Shockwave therapy was recommended for this patient’s plantar fasciitis treatment. It is an evidence-based treatment for the condition. It has the potential to offer the patient instantaneous pain relief. Shockwave therapy works by stimulating tissue regeneration and encouraging blood flow to the injured or inflamed area. The patient received four shockwave therapy treatments over the course of four weeks.
The sports podiatrist discussed maintaining a healthy body weight with the patient. He encouraged his patient to try to lose some weight, as extra bodyweight puts a lot pressure on the structures in the feet, often causing foot and heel pain. Scientific studies have shown a statistically significant relationship between increased BMI (body mass index), fat mass, and foot pain2. Further studies also demonstrated that patients with chronic plantar heel pain were almost three times more likely to have a BMI of 30 or more1. A change in diet was suggested and the patient was provided with resources for nutrition information. The patient was also advised to begin some low impact exercise (swimming was advised) while his plantar fasciitis healed, until he would be able to walk briskly with his partner and their dog again.
Plantar Fasciitis Treatment Outcomes
The patient completed his course of shockwave therapy treatments for his plantar fasciitis. He reported an immediate reduction in pain on all occasions.
He had been diligent in completing his prescribed exercises. The sports podiatrist advised his patient that he should continue to perform these in the long term so that he could maintain his flexibility, and for general wellbeing. The patient reported that he found his orthotics comfortable, and that they seemed to be providing him with support in the right places and helping with his pain.
The patient returned for his final check up twelve weeks after his initial visit to the clinic. He reported to his sports podiatrist that on most days he was completely pain free. At that point in time, he was wearing his orthotics on most days thorough the week, and continuing to complete his stretches on a daily basis. The patient had been swimming twice a week and he had begun incorporating walking into his exercise regime three times a week. He had managed to lose a reasonable amount of weight in that time too, which was no doubt helping him to feel better overall.
Please be advised that this case study is unique to this individual patient. Any treatment details mentioned are not intended, nor should they be taken as general medical advice.

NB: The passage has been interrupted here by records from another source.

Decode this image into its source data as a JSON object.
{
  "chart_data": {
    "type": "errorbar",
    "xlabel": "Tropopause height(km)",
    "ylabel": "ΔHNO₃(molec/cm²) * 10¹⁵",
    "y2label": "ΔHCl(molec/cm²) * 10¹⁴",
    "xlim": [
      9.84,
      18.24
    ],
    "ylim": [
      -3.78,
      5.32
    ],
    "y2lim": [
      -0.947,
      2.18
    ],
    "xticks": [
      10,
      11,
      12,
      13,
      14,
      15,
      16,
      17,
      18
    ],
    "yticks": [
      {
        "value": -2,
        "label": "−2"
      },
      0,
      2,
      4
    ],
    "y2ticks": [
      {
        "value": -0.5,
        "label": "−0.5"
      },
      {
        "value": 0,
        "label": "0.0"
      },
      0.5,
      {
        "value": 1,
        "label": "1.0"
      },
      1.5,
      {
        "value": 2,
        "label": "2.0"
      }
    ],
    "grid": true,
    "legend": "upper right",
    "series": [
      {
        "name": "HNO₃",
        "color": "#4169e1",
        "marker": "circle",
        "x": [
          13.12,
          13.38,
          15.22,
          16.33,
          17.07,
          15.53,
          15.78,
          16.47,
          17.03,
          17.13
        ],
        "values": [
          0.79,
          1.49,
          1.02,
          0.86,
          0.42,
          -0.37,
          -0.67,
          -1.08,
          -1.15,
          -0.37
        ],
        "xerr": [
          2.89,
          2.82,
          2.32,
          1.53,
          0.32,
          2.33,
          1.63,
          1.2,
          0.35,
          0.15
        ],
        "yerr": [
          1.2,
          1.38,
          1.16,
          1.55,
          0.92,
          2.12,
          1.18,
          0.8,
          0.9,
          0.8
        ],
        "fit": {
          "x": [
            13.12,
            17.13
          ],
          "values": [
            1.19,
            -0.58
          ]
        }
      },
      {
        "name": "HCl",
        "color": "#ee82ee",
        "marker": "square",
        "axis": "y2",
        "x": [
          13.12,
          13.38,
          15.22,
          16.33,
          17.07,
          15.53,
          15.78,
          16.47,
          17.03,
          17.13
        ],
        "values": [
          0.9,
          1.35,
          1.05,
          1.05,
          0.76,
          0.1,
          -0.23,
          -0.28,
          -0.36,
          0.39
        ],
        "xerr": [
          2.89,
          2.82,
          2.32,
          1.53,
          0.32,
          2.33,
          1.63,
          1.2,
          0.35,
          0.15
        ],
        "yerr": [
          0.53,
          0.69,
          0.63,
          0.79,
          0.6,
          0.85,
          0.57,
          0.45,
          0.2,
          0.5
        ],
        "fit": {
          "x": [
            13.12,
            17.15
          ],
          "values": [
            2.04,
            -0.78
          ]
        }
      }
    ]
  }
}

If you are experiencing heel pain or suspect you might have plantar fasciitis, you should make an appointment with a qualified sports podiatrist for a correct diagnosis and treatment plan.
Podiatrist – Omar Mohamad
Sydney Heel Pain Clinic – North Sydney
1Irving, D.B., Cook, J.L., Young, M.A., Menz, H.B., 2007, Obesity and pronated foot type may increase the risk of chronic plantar heel pain: a matched case-control study, BMC Musculoskeletal Disorders, 8, 41.
2Tanamas, S.K., Wluka, A.E., Berry, P., Menz, H.P, Strauss, B. J., Davies-Tuck, M., Proietto, J., Dixon, J. B., Jones, G., Cicuttini, F.M., 2012, Relationship between obesity and foot pain and its association with fat mass, fat distribution, and muscle mass. Arthritis Care Research, 64, 262-268.